Last week I attended and taught a workshop for the Moroccan American Society for Life Sciences (Biomatec-US) at their 2nd International Workshop and 9th Annual Meeting, in Ifrane Morocco.
I was thoroughly impressed. Impressed with Morocco, Moroccan Scientists and Moroccan students. I had the opportunity to interact with all three. First this students. I taught three workshops, including a tour of genomic resources and two how-to’s for the UCSC Genome Browser and Table Browser. All were enthusiastically received. But more than that I was impressed by the enthusiasm these students showed for genomics and bioinformatic research. After each talk and later in the day, I was barraged with questions and requests (which I love). Their enthusiasm for science matches or surpasses any other group of science students I’ve met in my 20+ year career in biology. In addition to that, I met several students who I was able to discuss their research with a bit.

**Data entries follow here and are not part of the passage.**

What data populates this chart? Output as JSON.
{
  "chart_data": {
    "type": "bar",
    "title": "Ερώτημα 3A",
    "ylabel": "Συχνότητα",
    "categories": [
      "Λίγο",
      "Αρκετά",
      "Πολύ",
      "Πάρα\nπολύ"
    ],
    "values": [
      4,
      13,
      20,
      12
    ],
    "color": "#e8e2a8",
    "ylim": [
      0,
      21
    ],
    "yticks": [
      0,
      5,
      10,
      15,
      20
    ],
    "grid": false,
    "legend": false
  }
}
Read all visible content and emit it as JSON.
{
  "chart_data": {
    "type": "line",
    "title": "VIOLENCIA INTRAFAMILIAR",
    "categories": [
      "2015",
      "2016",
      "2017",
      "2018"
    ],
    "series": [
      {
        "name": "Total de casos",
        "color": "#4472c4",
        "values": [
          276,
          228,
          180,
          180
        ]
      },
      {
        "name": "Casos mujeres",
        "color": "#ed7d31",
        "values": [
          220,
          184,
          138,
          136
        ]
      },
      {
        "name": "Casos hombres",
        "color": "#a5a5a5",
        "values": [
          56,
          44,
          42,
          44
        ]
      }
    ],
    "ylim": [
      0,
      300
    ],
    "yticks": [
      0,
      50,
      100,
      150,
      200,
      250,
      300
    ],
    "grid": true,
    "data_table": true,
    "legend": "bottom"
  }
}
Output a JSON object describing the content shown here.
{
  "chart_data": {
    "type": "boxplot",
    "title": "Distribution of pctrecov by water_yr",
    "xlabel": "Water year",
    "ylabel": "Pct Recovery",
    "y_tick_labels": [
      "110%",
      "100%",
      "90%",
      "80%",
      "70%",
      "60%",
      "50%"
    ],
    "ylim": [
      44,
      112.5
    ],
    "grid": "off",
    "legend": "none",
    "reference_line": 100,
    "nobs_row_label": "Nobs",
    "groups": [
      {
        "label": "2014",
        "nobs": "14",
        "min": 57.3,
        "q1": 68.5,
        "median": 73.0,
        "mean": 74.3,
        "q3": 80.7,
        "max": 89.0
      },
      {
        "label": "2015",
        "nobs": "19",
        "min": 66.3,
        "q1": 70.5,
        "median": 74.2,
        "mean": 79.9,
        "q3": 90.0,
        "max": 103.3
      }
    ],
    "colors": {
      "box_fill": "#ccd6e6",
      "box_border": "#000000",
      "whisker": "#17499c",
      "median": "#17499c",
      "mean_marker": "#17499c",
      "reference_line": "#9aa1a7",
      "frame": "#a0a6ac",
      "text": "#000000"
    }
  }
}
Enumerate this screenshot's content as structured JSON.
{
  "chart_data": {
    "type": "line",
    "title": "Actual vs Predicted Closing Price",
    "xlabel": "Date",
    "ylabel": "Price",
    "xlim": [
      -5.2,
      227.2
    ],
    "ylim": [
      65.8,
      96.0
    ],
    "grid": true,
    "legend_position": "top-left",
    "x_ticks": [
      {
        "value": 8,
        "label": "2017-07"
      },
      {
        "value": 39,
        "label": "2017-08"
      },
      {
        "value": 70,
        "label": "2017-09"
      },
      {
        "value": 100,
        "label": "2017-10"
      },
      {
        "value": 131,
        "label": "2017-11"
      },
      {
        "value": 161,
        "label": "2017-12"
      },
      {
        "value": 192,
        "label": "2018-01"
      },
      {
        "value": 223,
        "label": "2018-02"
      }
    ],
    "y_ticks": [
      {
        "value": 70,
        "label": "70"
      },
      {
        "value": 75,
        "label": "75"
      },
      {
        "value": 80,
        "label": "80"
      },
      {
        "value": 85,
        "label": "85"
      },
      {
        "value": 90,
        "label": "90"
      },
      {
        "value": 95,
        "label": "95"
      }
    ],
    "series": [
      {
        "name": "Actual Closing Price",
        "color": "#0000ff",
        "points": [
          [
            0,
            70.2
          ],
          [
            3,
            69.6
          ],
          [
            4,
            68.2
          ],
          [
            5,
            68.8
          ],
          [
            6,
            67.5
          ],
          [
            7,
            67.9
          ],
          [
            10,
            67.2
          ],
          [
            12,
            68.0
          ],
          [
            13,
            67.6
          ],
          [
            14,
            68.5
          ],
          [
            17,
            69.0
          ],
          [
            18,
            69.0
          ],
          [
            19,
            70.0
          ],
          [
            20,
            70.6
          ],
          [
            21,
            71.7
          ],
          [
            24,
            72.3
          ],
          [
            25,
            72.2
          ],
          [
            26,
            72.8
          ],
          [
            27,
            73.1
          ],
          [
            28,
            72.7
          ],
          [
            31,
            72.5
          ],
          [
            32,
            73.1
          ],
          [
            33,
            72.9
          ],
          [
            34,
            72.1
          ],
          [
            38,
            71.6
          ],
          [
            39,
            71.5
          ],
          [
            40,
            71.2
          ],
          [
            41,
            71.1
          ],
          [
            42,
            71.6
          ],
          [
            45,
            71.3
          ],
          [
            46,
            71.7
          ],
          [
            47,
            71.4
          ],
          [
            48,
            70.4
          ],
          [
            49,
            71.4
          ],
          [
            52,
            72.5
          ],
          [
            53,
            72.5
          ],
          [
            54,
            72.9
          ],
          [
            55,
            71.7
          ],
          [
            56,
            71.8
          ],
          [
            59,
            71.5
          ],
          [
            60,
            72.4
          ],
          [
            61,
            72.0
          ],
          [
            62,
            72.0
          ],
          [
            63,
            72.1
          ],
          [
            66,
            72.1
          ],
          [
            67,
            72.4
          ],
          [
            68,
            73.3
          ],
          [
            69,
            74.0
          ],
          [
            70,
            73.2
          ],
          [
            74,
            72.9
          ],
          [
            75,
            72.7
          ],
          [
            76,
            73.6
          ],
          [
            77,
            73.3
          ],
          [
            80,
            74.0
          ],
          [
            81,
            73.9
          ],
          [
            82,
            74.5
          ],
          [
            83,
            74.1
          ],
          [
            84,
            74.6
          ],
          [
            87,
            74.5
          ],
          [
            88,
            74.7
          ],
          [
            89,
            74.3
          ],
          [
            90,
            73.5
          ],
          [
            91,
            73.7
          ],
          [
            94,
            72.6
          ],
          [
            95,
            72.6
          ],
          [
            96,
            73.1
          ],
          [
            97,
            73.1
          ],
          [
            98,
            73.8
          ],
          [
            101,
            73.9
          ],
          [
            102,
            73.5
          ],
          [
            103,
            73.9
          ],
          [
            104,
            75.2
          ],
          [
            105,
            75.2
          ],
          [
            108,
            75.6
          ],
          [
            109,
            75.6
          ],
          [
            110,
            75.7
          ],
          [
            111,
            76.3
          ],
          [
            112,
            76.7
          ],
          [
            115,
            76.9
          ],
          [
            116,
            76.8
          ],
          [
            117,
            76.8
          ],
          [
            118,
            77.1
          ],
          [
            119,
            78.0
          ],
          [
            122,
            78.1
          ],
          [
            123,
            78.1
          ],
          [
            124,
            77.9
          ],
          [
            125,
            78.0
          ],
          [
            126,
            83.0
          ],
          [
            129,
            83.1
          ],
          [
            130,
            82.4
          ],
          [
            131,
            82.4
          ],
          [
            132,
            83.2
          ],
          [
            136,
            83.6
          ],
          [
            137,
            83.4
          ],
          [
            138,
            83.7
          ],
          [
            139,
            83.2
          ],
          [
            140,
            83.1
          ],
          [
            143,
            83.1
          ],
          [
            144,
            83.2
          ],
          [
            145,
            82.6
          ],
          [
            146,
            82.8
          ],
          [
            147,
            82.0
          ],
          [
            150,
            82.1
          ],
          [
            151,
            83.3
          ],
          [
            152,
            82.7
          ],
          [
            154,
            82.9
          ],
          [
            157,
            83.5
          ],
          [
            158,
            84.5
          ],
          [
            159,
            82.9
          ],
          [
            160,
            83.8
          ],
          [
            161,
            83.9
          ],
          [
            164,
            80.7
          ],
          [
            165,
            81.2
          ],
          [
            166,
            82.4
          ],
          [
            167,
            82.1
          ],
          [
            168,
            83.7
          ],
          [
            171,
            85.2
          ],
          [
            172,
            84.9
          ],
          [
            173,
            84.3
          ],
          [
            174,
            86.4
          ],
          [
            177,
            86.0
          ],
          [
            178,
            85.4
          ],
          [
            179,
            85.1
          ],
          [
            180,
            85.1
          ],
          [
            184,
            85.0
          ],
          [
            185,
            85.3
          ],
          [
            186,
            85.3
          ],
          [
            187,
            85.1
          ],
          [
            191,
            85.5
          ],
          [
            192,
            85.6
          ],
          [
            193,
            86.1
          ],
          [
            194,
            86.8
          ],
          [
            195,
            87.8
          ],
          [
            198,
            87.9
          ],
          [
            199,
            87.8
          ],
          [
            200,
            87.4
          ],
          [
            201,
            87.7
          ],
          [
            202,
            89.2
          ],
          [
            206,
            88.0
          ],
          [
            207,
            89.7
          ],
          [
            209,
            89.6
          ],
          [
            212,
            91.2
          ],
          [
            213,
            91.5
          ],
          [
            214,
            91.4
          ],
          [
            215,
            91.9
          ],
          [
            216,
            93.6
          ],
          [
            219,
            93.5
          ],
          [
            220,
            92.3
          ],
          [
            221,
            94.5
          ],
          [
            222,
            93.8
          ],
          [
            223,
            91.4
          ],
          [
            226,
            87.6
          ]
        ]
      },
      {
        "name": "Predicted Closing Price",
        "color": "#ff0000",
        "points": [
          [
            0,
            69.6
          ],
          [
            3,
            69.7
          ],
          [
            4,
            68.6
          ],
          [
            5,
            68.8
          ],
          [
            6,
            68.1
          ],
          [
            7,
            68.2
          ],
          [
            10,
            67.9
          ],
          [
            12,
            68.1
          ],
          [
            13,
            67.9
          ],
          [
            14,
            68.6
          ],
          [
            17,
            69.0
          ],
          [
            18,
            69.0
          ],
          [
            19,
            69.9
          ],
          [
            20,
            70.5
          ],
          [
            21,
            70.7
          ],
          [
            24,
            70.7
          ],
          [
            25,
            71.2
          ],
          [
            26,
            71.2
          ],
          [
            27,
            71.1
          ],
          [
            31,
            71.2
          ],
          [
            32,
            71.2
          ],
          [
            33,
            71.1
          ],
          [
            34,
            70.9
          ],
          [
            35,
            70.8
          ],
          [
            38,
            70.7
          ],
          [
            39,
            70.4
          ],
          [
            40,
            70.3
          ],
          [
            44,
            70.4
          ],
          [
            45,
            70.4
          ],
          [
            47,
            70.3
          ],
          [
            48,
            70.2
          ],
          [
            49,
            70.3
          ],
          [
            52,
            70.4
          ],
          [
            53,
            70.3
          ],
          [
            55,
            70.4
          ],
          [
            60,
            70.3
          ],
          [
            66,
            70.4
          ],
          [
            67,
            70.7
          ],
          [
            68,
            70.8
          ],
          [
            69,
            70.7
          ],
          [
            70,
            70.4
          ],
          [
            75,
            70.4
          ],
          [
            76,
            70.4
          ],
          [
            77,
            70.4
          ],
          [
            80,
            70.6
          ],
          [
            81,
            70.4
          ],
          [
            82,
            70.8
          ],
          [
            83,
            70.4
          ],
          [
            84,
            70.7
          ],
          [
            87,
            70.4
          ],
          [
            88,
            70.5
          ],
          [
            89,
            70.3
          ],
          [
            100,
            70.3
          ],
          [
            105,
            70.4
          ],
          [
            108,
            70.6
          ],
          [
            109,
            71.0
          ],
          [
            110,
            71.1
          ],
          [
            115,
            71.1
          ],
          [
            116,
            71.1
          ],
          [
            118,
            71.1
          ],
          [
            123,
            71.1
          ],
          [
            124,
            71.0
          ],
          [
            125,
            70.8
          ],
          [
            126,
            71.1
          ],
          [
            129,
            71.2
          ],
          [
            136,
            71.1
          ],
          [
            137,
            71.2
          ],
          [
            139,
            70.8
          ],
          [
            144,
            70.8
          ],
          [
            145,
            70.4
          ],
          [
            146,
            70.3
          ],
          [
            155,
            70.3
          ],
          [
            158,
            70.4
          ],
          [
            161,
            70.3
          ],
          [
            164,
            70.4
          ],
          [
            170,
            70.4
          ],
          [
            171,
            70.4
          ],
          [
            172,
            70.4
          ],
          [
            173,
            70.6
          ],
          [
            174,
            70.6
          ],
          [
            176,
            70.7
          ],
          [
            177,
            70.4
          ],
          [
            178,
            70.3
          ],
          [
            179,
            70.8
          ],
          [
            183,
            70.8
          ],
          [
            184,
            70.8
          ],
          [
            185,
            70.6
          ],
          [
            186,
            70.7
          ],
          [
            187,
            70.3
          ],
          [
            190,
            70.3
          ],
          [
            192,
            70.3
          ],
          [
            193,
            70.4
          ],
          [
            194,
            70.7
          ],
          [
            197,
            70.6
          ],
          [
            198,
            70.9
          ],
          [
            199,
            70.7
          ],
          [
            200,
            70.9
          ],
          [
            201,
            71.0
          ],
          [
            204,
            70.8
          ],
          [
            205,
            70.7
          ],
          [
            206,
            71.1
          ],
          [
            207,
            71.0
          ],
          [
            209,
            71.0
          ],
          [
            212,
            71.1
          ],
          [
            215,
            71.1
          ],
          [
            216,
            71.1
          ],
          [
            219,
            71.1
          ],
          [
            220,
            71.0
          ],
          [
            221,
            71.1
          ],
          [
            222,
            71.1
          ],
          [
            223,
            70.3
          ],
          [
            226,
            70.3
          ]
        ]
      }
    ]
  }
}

Also, I was able to discuss research in Morocco with several Moroccan scientists informally and attend a roundtable discussion about advancing Moroccan science, specifically biological and bioinformatics research. Moroccan scientists, both within and outside of Morocco, are doing worldclass research, including my host of course. The research done within Morocco and by the Moroccan ‘diaspora’ of scientists (there were Moroccan scientists from the US, Europe and the Middle East there), seems to be a ripe network that, together with the enthusiasm of the students, is a great resource for that nation.
If the level of research and enthusiasm of the researchers and students are any indication, Moroccan science will be making great strides in the years to come. Of course, this isn’t anything new I’m sure, just new to me :D.
I learned (relearned) two things on this trip. The world is very small, and very big. I met several people who with whom I had crossed paths with before or who we had mutual friends. There was the Moroccan scientist who I briefly met in Germany while doing a postdoc there and the Moroccan student who knew someone I knew from Qatar. I was asked to talk briefly and the roundtable discussion and I mentioned a virtual African conference I had given a workshop at, and that I thought there was a Moroccan hub at that conference. Sure enough, one of the scientists at the discussion had attended my workshop (and had good words for it :D). Ok, you might say, that’s the ‘world’ of science. Well, it got down to even the woman I met in the hotel who was a Fulbright scholar doing research on Berber and Arabic music… and the man who gave me a ride from the conference the last evening, who just happened to be her Moroccan supervisor.
And it’s a huge world with a lot to discover and awe my sometimes jaded self (rarely, but I can be there). I never had heard of Argan oil before,
traditionally produced from seeds collected from the feces of goats (today it’s more likely collected and processed by more modern methods :), or even considered touring the magical medina of Fes (to which I MUST return). I had no inkling of the existence of Al Akhawayn University in Ifrane, a small liberal arts school in the cool (it snows) mountains of Morocco in Ifrane (why do I want to keep writing that as iFrane :D? ). Beautiful campus.
The other thing that came to mind while attending this conference and speaking with Moroccan scientists is the potential (and unnoticed reality) of the research possibilities outside of the US-European-Japanese triangle. Of course India and China are producing great research more and more over the years, but there are another 100 or so countries out there with another few billion people with huge potentials. Of course these smaller countries have always produced great scientists, but I was beginning to think that genomics and bioinformatics is beginning to assist smaller countries ‘leapfrog’ biological research much as cell phone technology allowed some developing countries to ‘leapfrog’ from traditional telephone lines (expensive, hard to do) to wireless (less expensive). Biological research has traditionally be resource intensive: labs, larger universities, equipment. Bioinformatics and genomics research, though still requiring infrastructure, has a lower barrier of entry I believe. I made a comment in my talk, “There is no lack of data,” and it’s true. The amount of data available for analysis is staggering. The number of publicly available tools and databases is overwhelming. One doesn’t have to do “big science” in genomics (though there sure is that) to do world-class research. Thar’s research gold in them thar data hills (sorry for the reference to the California gold rush, I _do_ live in what was the center of it all). Gold that can be mined by any individual, lab or nation with a bit of education and enthusiasm.
I hope to return next year to Morocco and next years conference. I have a lot more to learn :D. And maybe I can teach a bit too.